To reduce transmission overhead, PRIME uses dynamic addresses to address nodes in a subnetwork. The addressing scheme resembles the tree structure of the subnetwork and consists of local switch id, local node id and local connection id. Routes are established during service node registration. PRIME makes use of address structure for packet routing, which reduces state information needed by service nodes. Base node and service nodes monitor network attachment based on periodic exchanged control messages, so called "keep alive messages".

PRIME allows connection oriented communication. The PRIME MAC layer includes control mechanism/messages to open and close unicast, multicast and broadcast connections. To provide reliable connections, Selective Repeat ARQ is used between the two connection end points.

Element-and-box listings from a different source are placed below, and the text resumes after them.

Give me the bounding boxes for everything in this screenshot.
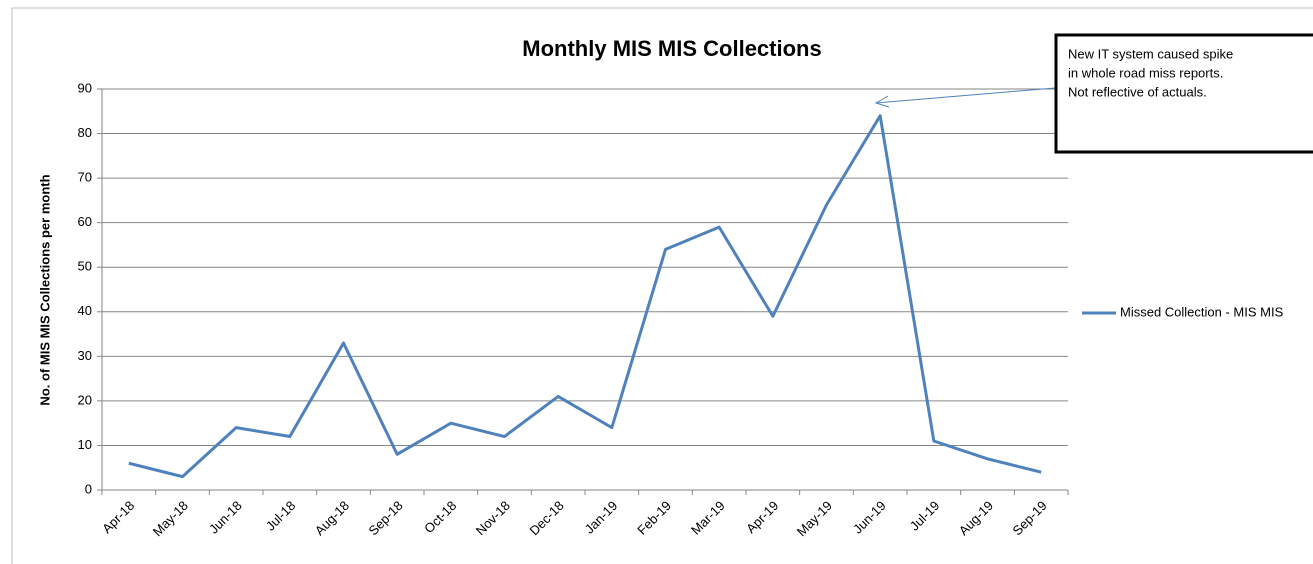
- x-tick-label: Apr-18: [99, 498, 137, 536]
- y-tick-label: 90: [78, 80, 92, 95]
- y-tick-label: 80: [78, 125, 92, 140]
- x-tick-label: May-19: [794, 498, 835, 539]
- x-tick-label: Jun-18: [206, 498, 245, 537]
- y-tick-label: 50: [78, 259, 92, 274]
- x-tick-label: Aug-19: [956, 498, 996, 538]
- annotation-arrowhead: [874, 95, 890, 108]
- annotation-box: [1054, 33, 1313, 154]
- x-tick-label: Jun-19: [850, 498, 889, 537]
- y-tick-label: 0: [85, 481, 92, 496]
- legend-label: Missed Collection - MIS MIS: [1120, 304, 1284, 319]
- y-tick-label: 60: [78, 214, 92, 229]
- x-tick-label: Aug-18: [312, 498, 352, 538]
- line-series: [128, 114, 1042, 479]
- x-tick-label: Apr-19: [743, 498, 781, 536]
- y-tick-label: 10: [78, 437, 92, 452]
- y-tick-label: 40: [78, 303, 92, 318]
- x-tick-label: Nov-18: [473, 498, 513, 538]
- x-tick-label: Jan-19: [582, 498, 621, 537]
- annotation-text: New IT system caused spike: [1068, 46, 1233, 61]
- x-tick-label: Dec-18: [526, 498, 566, 538]
- x-tick-label: Sep-19: [1009, 498, 1049, 538]
- x-tick-label: Jul-18: [263, 498, 299, 534]
- x-tick-label: Mar-19: [688, 498, 728, 538]
- x-tick-label: Jul-19: [907, 498, 943, 534]
- chart-title: Monthly MIS MIS Collections: [522, 36, 821, 61]
- x-tick-label: Oct-18: [421, 498, 459, 536]
- x-tick-label: May-18: [150, 498, 191, 539]
- y-tick-label: 70: [78, 170, 92, 185]
- y-tick-label: 20: [78, 392, 92, 407]
- annotation-text: in whole road miss reports.: [1068, 65, 1223, 80]
- chart-frame: [11, 7, 1313, 564]
- y-tick-label: 30: [78, 348, 92, 363]
- y-axis-title: No. of MIS MIS Collections per month: [37, 174, 52, 405]
- x-tick-label: Sep-18: [365, 498, 405, 538]
- annotation-text: Not reflective of actuals.: [1068, 84, 1207, 99]
- annotation-arrow: [875, 87, 1056, 104]
- x-tick-label: Feb-19: [634, 498, 674, 538]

PRIME specifies a security profile for encryption of MAC layer packets. Encryption is based on AES-CCM with 128bit keys and key derivation mechanism recommended by NIST.

=== Convergence layer ===
The PRIME convergence layer is split into a Common Part Convergence Sublayer (CPCS) and Service Specific Convergence Sublayer (SSCS). The CPCS provides a segmentation and reassembly mechanism to all SSCS.

PRIME currently specifies four SSCS:
- IPv4 SSCS
- IPv6 SSCS
- NULL SSCS, a transparent SSCS for node management and custom use
- IEC 61334-4-32 SSCS for use with DLMS/COSEM

=== Management plane ===
The PRIME Management Plane specifies interfaces for local and remote management of nodes and for firmware upgrade.